Italian footwear industry economic data for the first 9 months of 2024

Italian footwear industry economic data for the first 9 months of 2024

The Italian footwear industry records a decline in the main indicators in the first nine months of 2024. Declines in exports (-9.2% in value on January-September 2023) with the sharp reduction in orders, had heavy repercussions on production activity (-18.9% Istat index of industrial production) and turnover (-9.7%).

This is the picture taken by the report of the Confindustria Accessori Moda Study Center for Assocalzaturifici, which shows how, with the effect of the post-Covid rebound over, and after a 2023 of substantial stability (at least in value), 2024 closes with negative signs in all the main variables. Estimating a sectoral turnover that the first 12-month projections show slowing by -9.3 percent, to 13.2 billion euros (almost 1.4 billion less than the previous year) and with inevitable effects on business demographics and employment.

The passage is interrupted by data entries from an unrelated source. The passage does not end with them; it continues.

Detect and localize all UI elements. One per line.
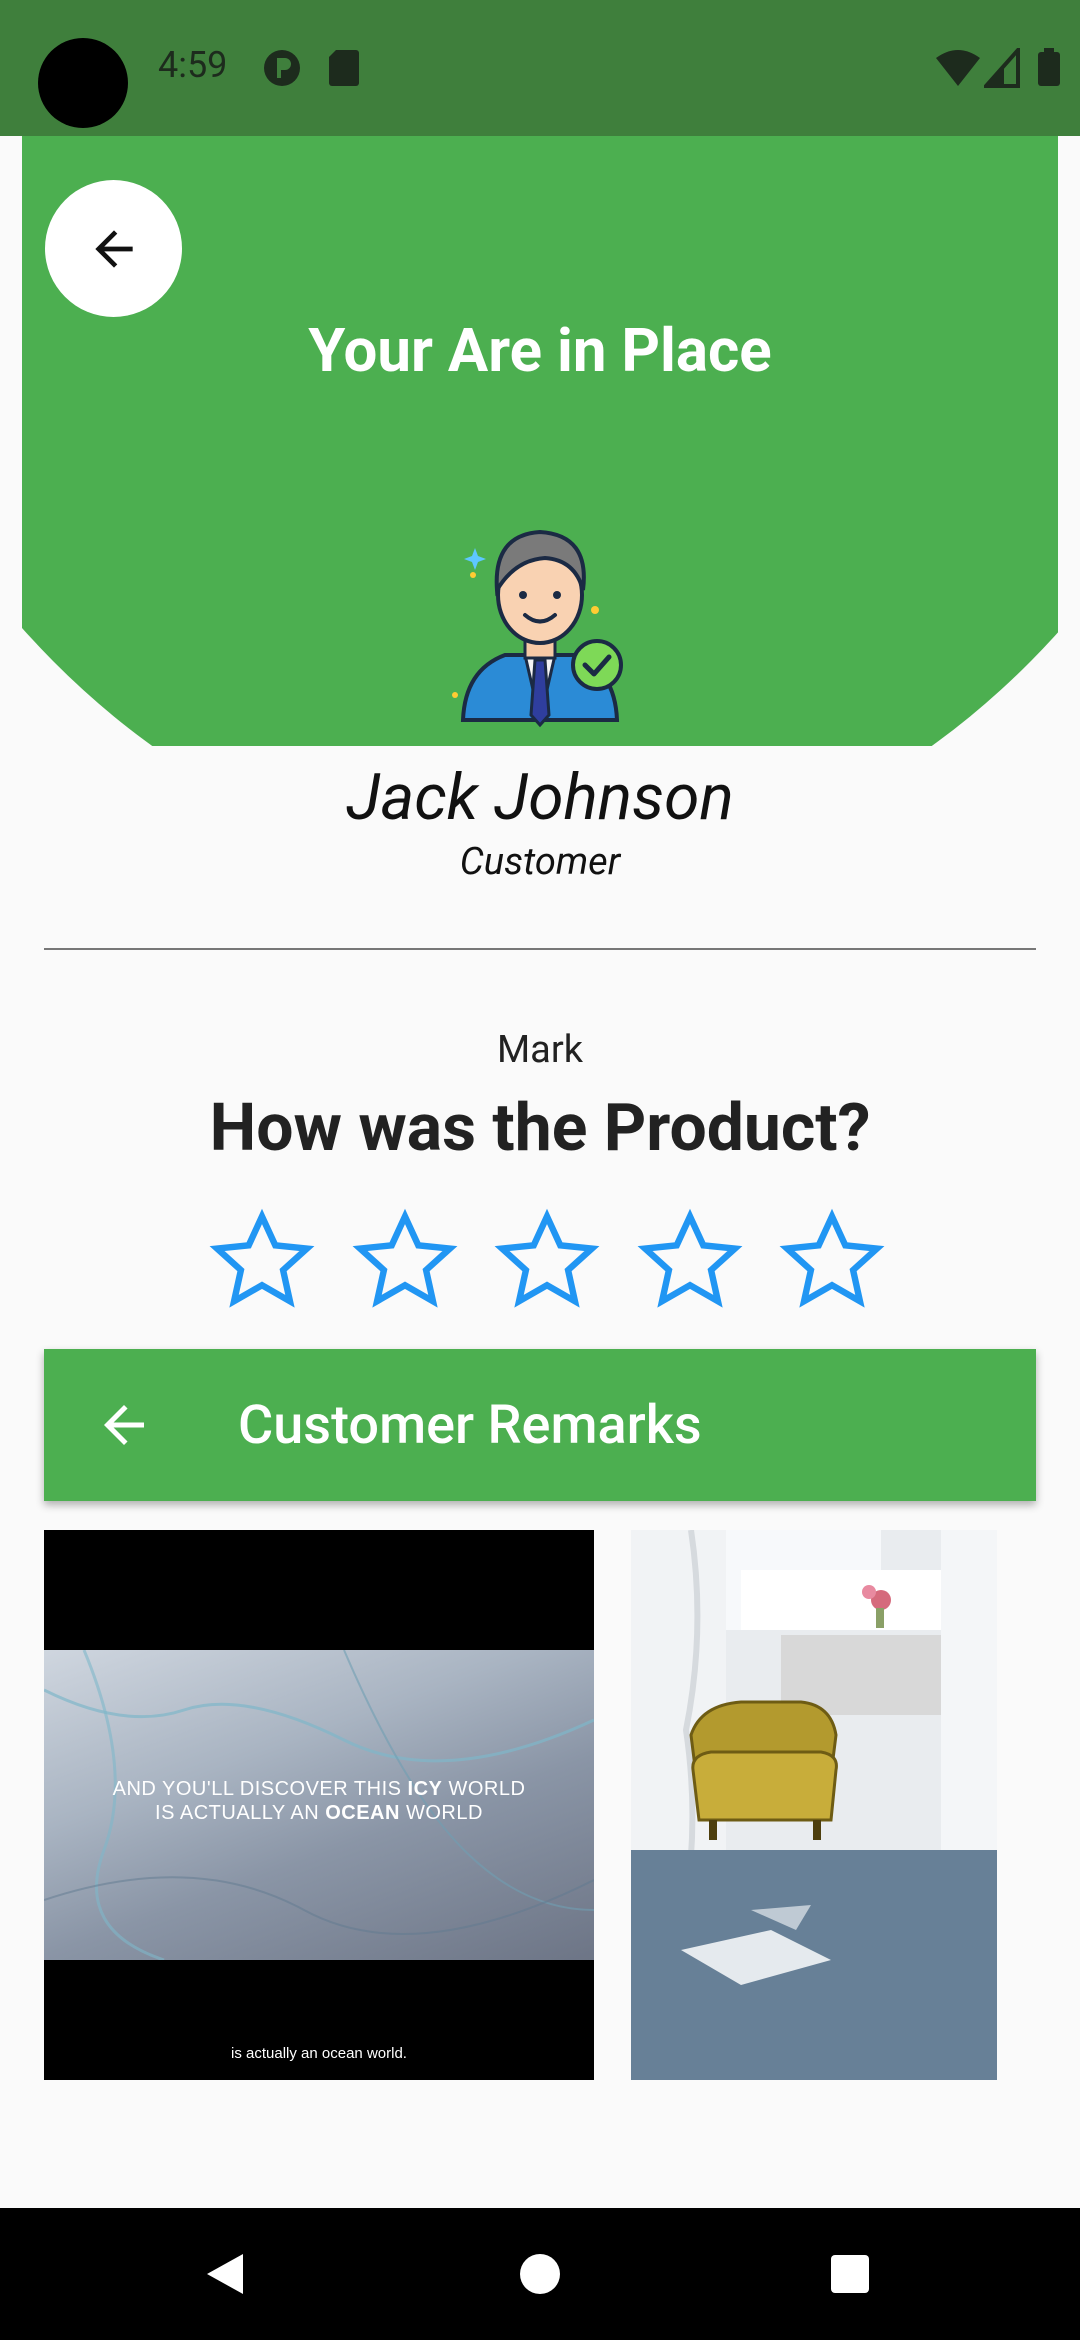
back-button[interactable] xyxy=(45,180,182,317)
star-4-icon[interactable] xyxy=(635,1205,745,1315)
remark-image-room[interactable] xyxy=(631,1530,997,2080)
page-title: Your Are in Place xyxy=(308,315,772,386)
divider xyxy=(44,948,1036,950)
rating-label: Mark xyxy=(497,1028,583,1072)
star-1-icon[interactable] xyxy=(207,1205,317,1315)
signal-icon xyxy=(984,48,1020,88)
sd-card-icon xyxy=(329,50,359,86)
rating-question: How was the Product? xyxy=(209,1090,871,1167)
remarks-title: Customer Remarks xyxy=(238,1393,702,1457)
home-circle-icon[interactable] xyxy=(518,2250,562,2298)
back-triangle-icon[interactable] xyxy=(203,2250,247,2298)
verified-user-avatar xyxy=(452,529,623,728)
system-nav-bar xyxy=(0,2208,1080,2340)
recents-square-icon[interactable] xyxy=(828,2250,872,2298)
camera-hole xyxy=(38,38,128,128)
status-bar: 4:59 xyxy=(0,0,1080,136)
video-overlay-line-1: AND YOU'LL DISCOVER THIS ICY WORLD xyxy=(112,1778,526,1800)
video-overlay-line-2: IS ACTUALLY AN OCEAN WORLD xyxy=(155,1802,483,1824)
arrow-back-icon xyxy=(94,229,133,268)
video-caption: is actually an ocean world. xyxy=(231,2045,407,2062)
remark-image-video[interactable]: AND YOU'LL DISCOVER THIS ICY WORLD IS AC… xyxy=(44,1530,594,2080)
status-time: 4:59 xyxy=(158,44,228,86)
star-rating xyxy=(207,1205,887,1315)
user-role: Customer xyxy=(459,840,621,884)
star-2-icon[interactable] xyxy=(350,1205,460,1315)
remarks-toolbar: Customer Remarks xyxy=(44,1349,1036,1501)
battery-icon xyxy=(1038,48,1060,86)
arrow-back-icon[interactable] xyxy=(94,1395,154,1455)
user-name: Jack Johnson xyxy=(346,760,734,835)
star-5-icon[interactable] xyxy=(777,1205,887,1315)
wifi-icon xyxy=(936,50,980,86)
star-3-icon[interactable] xyxy=(492,1205,602,1315)
ice-surface-image: AND YOU'LL DISCOVER THIS ICY WORLD IS AC… xyxy=(44,1650,594,1960)
play-protect-icon xyxy=(264,50,300,86)
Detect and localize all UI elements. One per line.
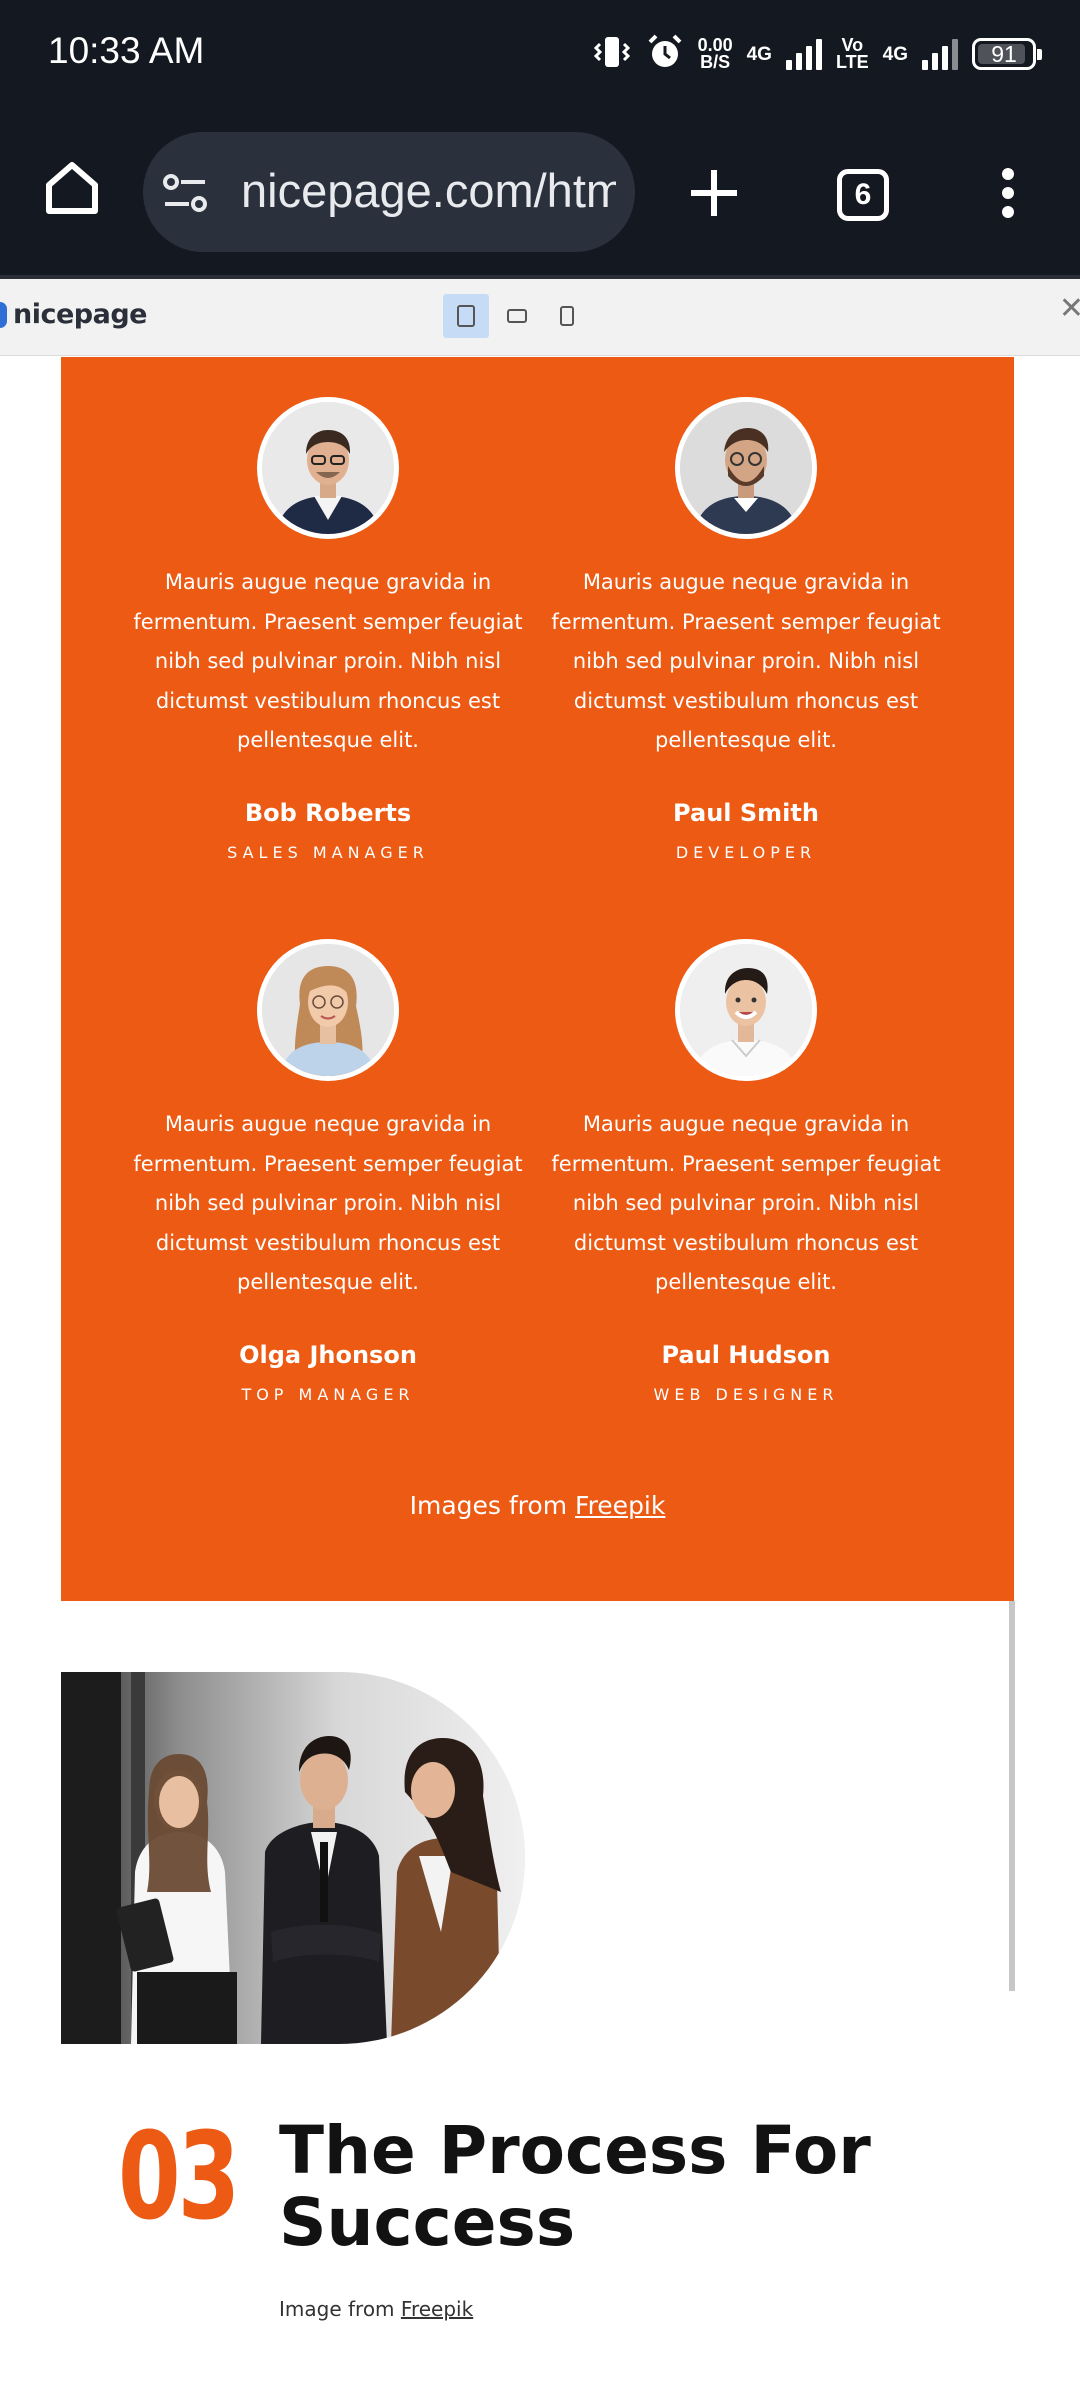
avatar (257, 939, 399, 1081)
member-quote: Mauris augue neque gravida in fermentum.… (551, 570, 941, 752)
new-tab-icon (687, 166, 741, 225)
section-number: 03 (118, 2108, 240, 2247)
tablet-view-button[interactable] (494, 294, 540, 338)
alarm-icon (646, 33, 684, 76)
member-quote: Mauris augue neque gravida in fermentum.… (133, 1112, 523, 1294)
signal-icon (922, 38, 958, 70)
signal-icon (785, 38, 822, 70)
battery-icon: 91 (972, 38, 1042, 70)
battery-percent: 91 (991, 40, 1017, 67)
avatar (257, 397, 399, 539)
sim1-network-type: 4G (746, 43, 772, 65)
tab-switcher-icon: 6 (837, 169, 889, 221)
desktop-icon (457, 305, 475, 327)
home-icon (41, 157, 103, 224)
team-section: Mauris augue neque gravida in fermentum.… (61, 357, 1014, 1601)
scrollbar[interactable] (1009, 1601, 1015, 1991)
team-photo (61, 1672, 525, 2044)
url-text[interactable]: nicepage.com/html (241, 163, 616, 218)
member-name: Paul Smith (673, 798, 819, 827)
phone-icon (560, 306, 574, 326)
more-menu-button[interactable] (980, 155, 1036, 235)
status-bar: 10:33 AM 0.00 B/S 4G Vo LTE 4G 91 (0, 0, 1080, 110)
member-role: TOP MANAGER (241, 1384, 415, 1404)
new-tab-button[interactable] (674, 155, 754, 235)
vibrate-icon (592, 34, 632, 75)
volte-indicator: Vo LTE (835, 35, 869, 72)
browser-toolbar: nicepage.com/html 6 (0, 110, 1080, 275)
team-member: Mauris augue neque gravida in fermentum.… (537, 939, 955, 1404)
image-credit: Image from Freepik (279, 2297, 474, 2321)
desktop-view-button[interactable] (443, 294, 489, 338)
member-role: DEVELOPER (675, 842, 817, 862)
member-name: Paul Hudson (661, 1340, 831, 1369)
preview-bar: nicepage ✕ (0, 279, 1080, 356)
section-title: The Process For Success (279, 2112, 871, 2261)
team-member: Mauris augue neque gravida in fermentum.… (119, 939, 537, 1404)
site-settings-icon[interactable] (161, 170, 217, 223)
tablet-landscape-icon (507, 309, 527, 323)
close-icon[interactable]: ✕ (1059, 291, 1080, 326)
freepik-link[interactable]: Freepik (401, 2297, 473, 2321)
nicepage-logo[interactable]: nicepage (0, 299, 147, 330)
sim2-network-type: 4G (882, 43, 908, 65)
avatar (675, 939, 817, 1081)
phone-view-button[interactable] (544, 294, 590, 338)
images-credit: Images from Freepik (409, 1491, 666, 1520)
nicepage-logo-mark (0, 301, 7, 328)
status-icons: 0.00 B/S 4G Vo LTE 4G 91 (592, 28, 1042, 80)
nicepage-brand: nicepage (13, 299, 147, 330)
more-menu-icon (1000, 166, 1016, 225)
member-role: SALES MANAGER (227, 842, 429, 862)
member-quote: Mauris augue neque gravida in fermentum.… (133, 570, 523, 752)
freepik-link[interactable]: Freepik (575, 1491, 665, 1520)
member-name: Olga Jhonson (239, 1340, 417, 1369)
member-name: Bob Roberts (244, 798, 412, 827)
status-time: 10:33 AM (48, 30, 205, 71)
team-member: Mauris augue neque gravida in fermentum.… (537, 397, 955, 862)
member-quote: Mauris augue neque gravida in fermentum.… (551, 1112, 941, 1294)
avatar (675, 397, 817, 539)
member-role: WEB DESIGNER (653, 1384, 839, 1404)
home-button[interactable] (32, 150, 112, 230)
tab-switcher-button[interactable]: 6 (823, 162, 903, 228)
address-bar[interactable]: nicepage.com/html (143, 132, 635, 252)
network-speed: 0.00 B/S (697, 35, 733, 72)
team-member: Mauris augue neque gravida in fermentum.… (119, 397, 537, 862)
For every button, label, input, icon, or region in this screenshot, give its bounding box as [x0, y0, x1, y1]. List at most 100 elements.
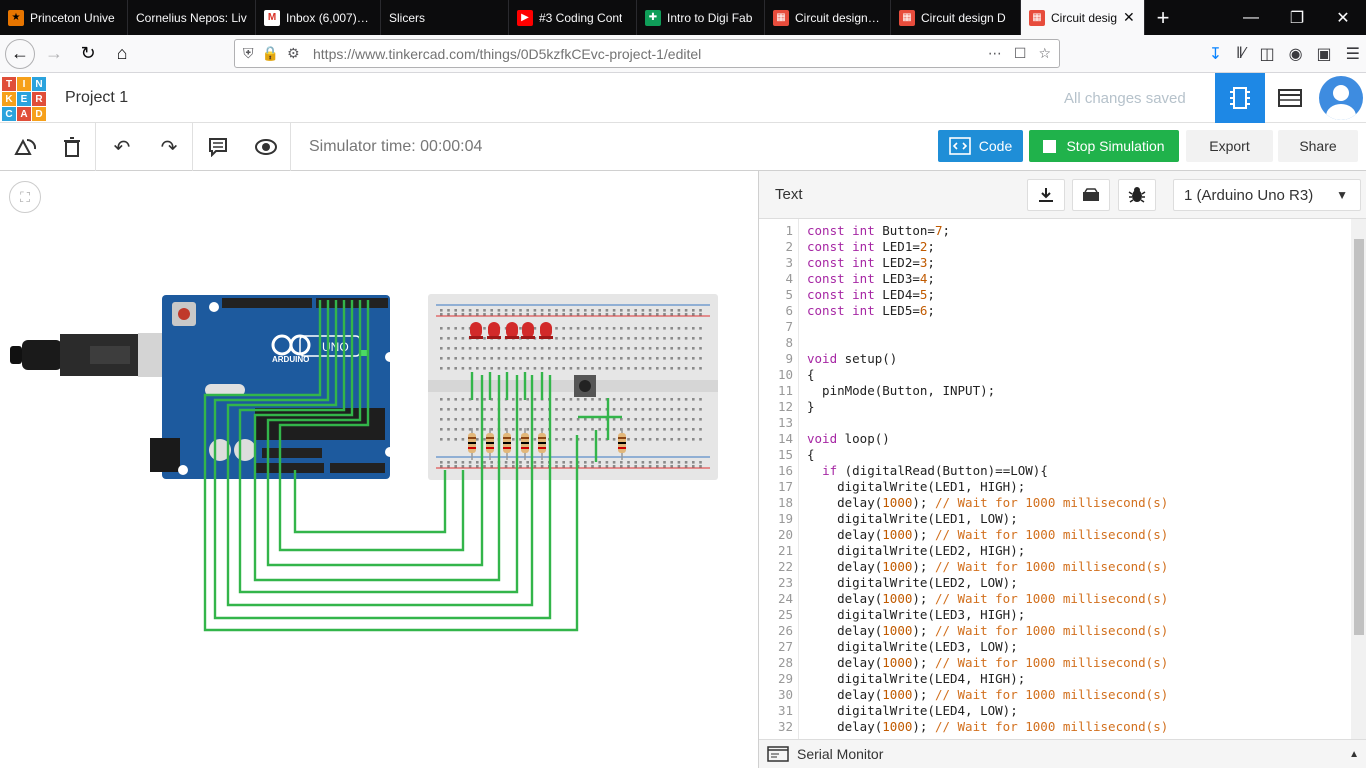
code-text: const int LED4=5; — [807, 287, 935, 302]
led[interactable] — [469, 322, 483, 339]
code-line: 26 delay(1000); // Wait for 1000 millise… — [759, 623, 1349, 639]
notes-icon[interactable] — [203, 132, 233, 162]
code-line: 2 const int LED1=2; — [759, 239, 1349, 255]
maximize-icon[interactable]: ❐ — [1274, 0, 1320, 35]
code-line: 6 const int LED5=6; — [759, 303, 1349, 319]
code-line: 8 — [759, 335, 1349, 351]
bookmark-star-icon[interactable]: ☆ — [1038, 45, 1051, 62]
extension-icon[interactable]: ▣ — [1317, 44, 1332, 64]
forward-icon[interactable]: → — [39, 39, 69, 69]
tab-title: Circuit design D — [921, 10, 1006, 25]
browser-tab[interactable]: ▦ Circuit desig ✕ — [1021, 0, 1145, 35]
logo-letter: D — [32, 107, 46, 121]
download-code-icon[interactable] — [1027, 179, 1065, 211]
logo-letter: R — [32, 92, 46, 106]
window-close-icon[interactable]: ✕ — [1320, 0, 1366, 35]
visibility-icon[interactable] — [251, 132, 281, 162]
save-status: All changes saved — [1064, 90, 1186, 107]
scrollbar-thumb[interactable] — [1354, 239, 1364, 635]
library-icon[interactable] — [1072, 179, 1110, 211]
rotate-icon[interactable] — [10, 132, 40, 162]
account-icon[interactable]: ◉ — [1289, 44, 1303, 64]
code-line: 9 void setup() — [759, 351, 1349, 367]
code-panel: Text 1 (Arduino Uno R3) ▼ 1 const int But… — [758, 171, 1366, 768]
shield-icon[interactable]: ⛨ — [243, 45, 254, 62]
browser-tab[interactable]: ▦ Circuit design D — [891, 0, 1021, 35]
redo-icon[interactable]: ↷ — [154, 132, 184, 162]
arduino-uno-board[interactable]: ARDUINO UNO — [150, 295, 395, 479]
wire[interactable] — [293, 470, 447, 534]
circuit-view-button[interactable] — [1215, 73, 1265, 123]
export-button[interactable]: Export — [1186, 130, 1273, 162]
led[interactable] — [539, 322, 553, 339]
code-editor[interactable]: 1 const int Button=7; 2 const int LED1=2; 3 c… — [759, 219, 1351, 739]
serial-monitor-bar[interactable]: Serial Monitor ▲ — [759, 739, 1366, 768]
led[interactable] — [487, 322, 501, 339]
line-number: 26 — [777, 623, 793, 638]
editor-scrollbar[interactable] — [1351, 219, 1366, 739]
new-tab-icon[interactable]: + — [1145, 0, 1181, 35]
princeton-icon: ★ — [8, 9, 24, 26]
tinkercad-icon: ▦ — [773, 9, 789, 26]
browser-tab[interactable]: ★ Princeton Unive — [0, 0, 128, 35]
back-icon[interactable]: ← — [5, 38, 35, 69]
led[interactable] — [505, 322, 519, 339]
delete-icon[interactable] — [57, 132, 87, 162]
tab-close-icon[interactable]: ✕ — [1123, 9, 1135, 26]
line-number: 16 — [777, 463, 793, 478]
browser-tab[interactable]: M Inbox (6,007) - a — [256, 0, 381, 35]
circuit-canvas[interactable]: ⛶ ARDUINO UNO — [0, 171, 758, 768]
browser-tab[interactable]: ▶ #3 Coding Cont — [509, 0, 637, 35]
line-number: 7 — [785, 319, 793, 334]
code-button[interactable]: Code — [938, 130, 1023, 162]
lock-icon[interactable]: 🔒 — [262, 45, 279, 62]
sidebar-icon[interactable]: ◫ — [1259, 44, 1274, 64]
code-line: 31 digitalWrite(LED4, LOW); — [759, 703, 1349, 719]
code-text: delay(1000); // Wait for 1000 millisecon… — [807, 687, 1169, 702]
code-text: const int LED2=3; — [807, 255, 935, 270]
code-button-label: Code — [978, 138, 1013, 154]
undo-icon[interactable]: ↶ — [107, 132, 137, 162]
chevron-up-icon[interactable]: ▲ — [1349, 749, 1359, 760]
minimize-icon[interactable]: — — [1228, 0, 1274, 35]
url-bar[interactable]: ⛨ 🔒 ⚙ https://www.tinkercad.com/things/0… — [234, 39, 1060, 68]
pocket-icon[interactable]: ☐ — [1014, 45, 1027, 62]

“In the third quarter of 2024 there was no turnaround in the sector’s economic situation,” explains Giovanna Ceolini, president of Assocalzaturifici, ”on the contrary, more than 60 percent of companies closed with turnover below the levels achieved in the same period of 2023, with reductions of more than -20 percent for 1 out of 5 companies. The cumulative data for the first 9 months therefore confirm the difficulties that had already emerged in the first part of the year. The reflective performance of many major international economies, in Europe and outside the EU, and a geopolitical context that is anything but favorable, which has seen the addition, in addition to the Russian-Ukrainian conflict, of another front of instability in the Middle East, have severely penalized footwear exports in 2024. If in the European Union sales show fairly moderate declines (-2.6 percent in value overall, with -2 percent in France and -6.2 percent in Germany), on non-EU markets the drop is -15.3 percent. Results on which were undoubtedly also weighed by the slowdown suffered by many luxury brands, whose development had contributed in recent years to sustaining sector dynamics.”